Tax reform - an exercise in complexity - Column - Brief Article

USA Today (Society for the Advancement of Education), Nov, 1997 by Jeff A. Schnepper

Given the opportunity to drive a stake through the heart of the deficit, Congress and the President chose instead to throw a party, On Aug. 5, 1997, Pres. Clinton signed into law a tax package with $94,000,000,000 in tax cuts. The first Federal tax reduction in 16 years, this bundle of goodies provides relief to the middle class and the rich, celebrates the value of the family, and encourages both children and their going to college.

The act marks the 31st out of the last 34 years in which there have been tax law changes. It proves the adage that the only difference between death and taxes is that death doesn't become more complicated every time Congress meets. In 1986, Americans were presented with what Congress called "tax simplification." Rates were to be flattened and reduced and computations simplified; it turned out that they weren't. Congress has spent the last decade reversing that process.

House Majority Leader Richard K. Armey (R.-Tex.) and Bill Archer (R.-Tex.), chairman of the House Ways and Means Committee, joined in the following 1997 critique of the Federal tax code: "Our tax system is complicated and unfair, and it must be eliminated." So, they poisoned the roots with more complexity.

The new law makes more then 800 changes to the massive Internal Revenue Code. Some become effective immediately; nearly 70 won't take effect until January, 1998; and a few others won't kick in until after 1998. There are changes that are phased in through 2007. Capital gains are now taxed at rates of eight, 10, 18, 20, 25, 28, or as much as 39.6%, depending on what year you are in, what you are selling, and how long you held the property. There used to be one simple IRA. Now there is the regular IRA, the Roth IRA-plus, and the education IRA. Each is taxed differently and each has different income limitations to qualify.

Talk about social engineering. The government's message to the American people is that Big Brother knows best. Do what he wants you to do, how he wants you to do it, and when he wants you to do it, and we will give you a tax break. The new law will benefit members of Generation X, but only if they have the discipline to make annual IRA deposits. Have kids, go to college, and invest--but only long term--and we will reward you. Kids, college, and long-term investing are not bad. I personally am very much in favor of all three. However, the Federal income tax code should not be the vehicle to encourage them.

Cutting taxes for social engineering is nothing more than a backdoor approach to tax spending. Rather than facing the hard choices of direct grants for specific constituencies, Congress and the President have hidden these expenditures by structuring them as tax deductions or credits. It merely is pork passed out as tax benefits. The new tax law is a Christmas tree with presents for everyone. It is a pension reform law, a child welfare law, and an education spending law.
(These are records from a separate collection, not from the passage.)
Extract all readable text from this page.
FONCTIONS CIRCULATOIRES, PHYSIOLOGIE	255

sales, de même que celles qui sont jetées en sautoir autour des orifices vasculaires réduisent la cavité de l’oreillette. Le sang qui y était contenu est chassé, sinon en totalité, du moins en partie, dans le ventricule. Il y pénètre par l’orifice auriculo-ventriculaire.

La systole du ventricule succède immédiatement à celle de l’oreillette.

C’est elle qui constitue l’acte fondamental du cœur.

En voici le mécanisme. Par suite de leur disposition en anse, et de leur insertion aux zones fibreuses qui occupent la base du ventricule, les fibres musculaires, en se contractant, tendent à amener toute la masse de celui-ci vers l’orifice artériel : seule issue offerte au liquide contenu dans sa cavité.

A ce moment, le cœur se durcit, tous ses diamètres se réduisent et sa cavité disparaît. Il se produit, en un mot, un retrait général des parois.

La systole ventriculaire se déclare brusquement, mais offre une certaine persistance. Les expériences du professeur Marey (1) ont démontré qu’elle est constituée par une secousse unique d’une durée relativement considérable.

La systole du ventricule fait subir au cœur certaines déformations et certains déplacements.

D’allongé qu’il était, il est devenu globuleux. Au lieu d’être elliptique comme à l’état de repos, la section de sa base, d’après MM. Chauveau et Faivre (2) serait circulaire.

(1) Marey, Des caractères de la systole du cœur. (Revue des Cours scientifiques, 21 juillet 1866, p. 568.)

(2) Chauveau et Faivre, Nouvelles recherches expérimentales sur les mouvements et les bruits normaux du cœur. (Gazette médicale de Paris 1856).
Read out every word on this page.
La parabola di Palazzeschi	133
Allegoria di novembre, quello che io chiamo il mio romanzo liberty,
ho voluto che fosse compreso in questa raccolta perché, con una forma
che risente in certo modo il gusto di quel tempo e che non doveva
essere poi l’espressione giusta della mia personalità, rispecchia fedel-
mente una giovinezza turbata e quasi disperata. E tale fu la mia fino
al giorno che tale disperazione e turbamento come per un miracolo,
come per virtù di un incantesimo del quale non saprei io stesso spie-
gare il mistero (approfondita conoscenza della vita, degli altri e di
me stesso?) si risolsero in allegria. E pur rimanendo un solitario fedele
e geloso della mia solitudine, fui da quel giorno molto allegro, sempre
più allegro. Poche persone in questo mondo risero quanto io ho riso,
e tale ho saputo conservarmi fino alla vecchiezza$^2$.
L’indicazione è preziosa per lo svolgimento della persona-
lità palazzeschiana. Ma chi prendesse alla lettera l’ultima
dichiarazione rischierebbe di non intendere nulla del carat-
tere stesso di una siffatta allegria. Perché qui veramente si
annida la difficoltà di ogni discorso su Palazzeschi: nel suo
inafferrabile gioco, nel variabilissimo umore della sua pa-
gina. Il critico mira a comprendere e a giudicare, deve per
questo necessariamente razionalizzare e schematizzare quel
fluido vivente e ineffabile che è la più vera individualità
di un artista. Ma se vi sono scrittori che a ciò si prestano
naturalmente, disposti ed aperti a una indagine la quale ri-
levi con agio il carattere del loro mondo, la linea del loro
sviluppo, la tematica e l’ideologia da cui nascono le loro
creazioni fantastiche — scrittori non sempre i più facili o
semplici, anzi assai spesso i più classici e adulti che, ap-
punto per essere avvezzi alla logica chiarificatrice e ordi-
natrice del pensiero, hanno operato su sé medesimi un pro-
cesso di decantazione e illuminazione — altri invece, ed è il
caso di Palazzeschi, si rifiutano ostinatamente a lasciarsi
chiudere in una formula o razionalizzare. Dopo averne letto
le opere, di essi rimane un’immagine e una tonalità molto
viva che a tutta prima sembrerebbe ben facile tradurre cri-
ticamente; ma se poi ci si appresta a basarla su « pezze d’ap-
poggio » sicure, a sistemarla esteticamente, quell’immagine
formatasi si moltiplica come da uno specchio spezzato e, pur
More than anything else, it is a full employment and get rich quick law for tax planners and the tax preparation industry. You might save substantial tax dollars as a result of the changes, but there is an entry fee to enjoy these benefits. If you don't understand the myriad provisions in the act, a computer tax preparation program like TurboTax might help--if you are prompted with the right questions and the solution is a mere mathematical computation. What if you need interpretation, though? What's going to be the impact on your state taxes? Changes such as the child credit and the reduction in capital gains rates do not flow through automatically to most of the states that levy an income tax. I am a tax expert with two law degrees and an MBA in finance and am licensed by the New Jersey Board of Certified Public Accountants. I have spent two decades teaching taxation, both on the undergraduate and the graduate levels, have published 20 books and almost 400 articles on taxation, and even I am overwhelmed! Every CPA I know is buried in complexity-and these are the people who will be doing your tax return. Every tax package should come with the following warning: "Do not even think about attempting to try to do this yourself!"

It's not like the tax code was simple before the new law was passed. Several years ago, consumer advocate Ralph Nader's Tax Reform Research Group prepared 22 identical tax returns based on the fictional economic data of a married couple with one child, and these 22 identical copies were submitted to 22 different IRS offices around the country. Each office came up with an entirely different figure. The results varied from a refund of $811.96 recommended in Flushing, N.Y., to a tax due figure of $52.14 derived by the tax office in Portland, Ore. The discrepancies were not just the result of IRS incompetency. Each tax season, Money magazine gives identical tax data to 50 top tax preparers around the country, and inevitably it receives back 50 different answers.

The Tax Relief Act of 1997 is a sacrifice of simplicity on the altar of greed. There will be a backlash--not now, when everyone is uplifted by his or her own benefit, but later, when the emotional and financial costs of the new law really are felt. The new law is a Trojan horse, a prelude to a complete overhaul of the tax system. Steve Forbes ran for president in 1996 on a flat tax platform. I predict the flat tax will be a major issue in the 2000 election.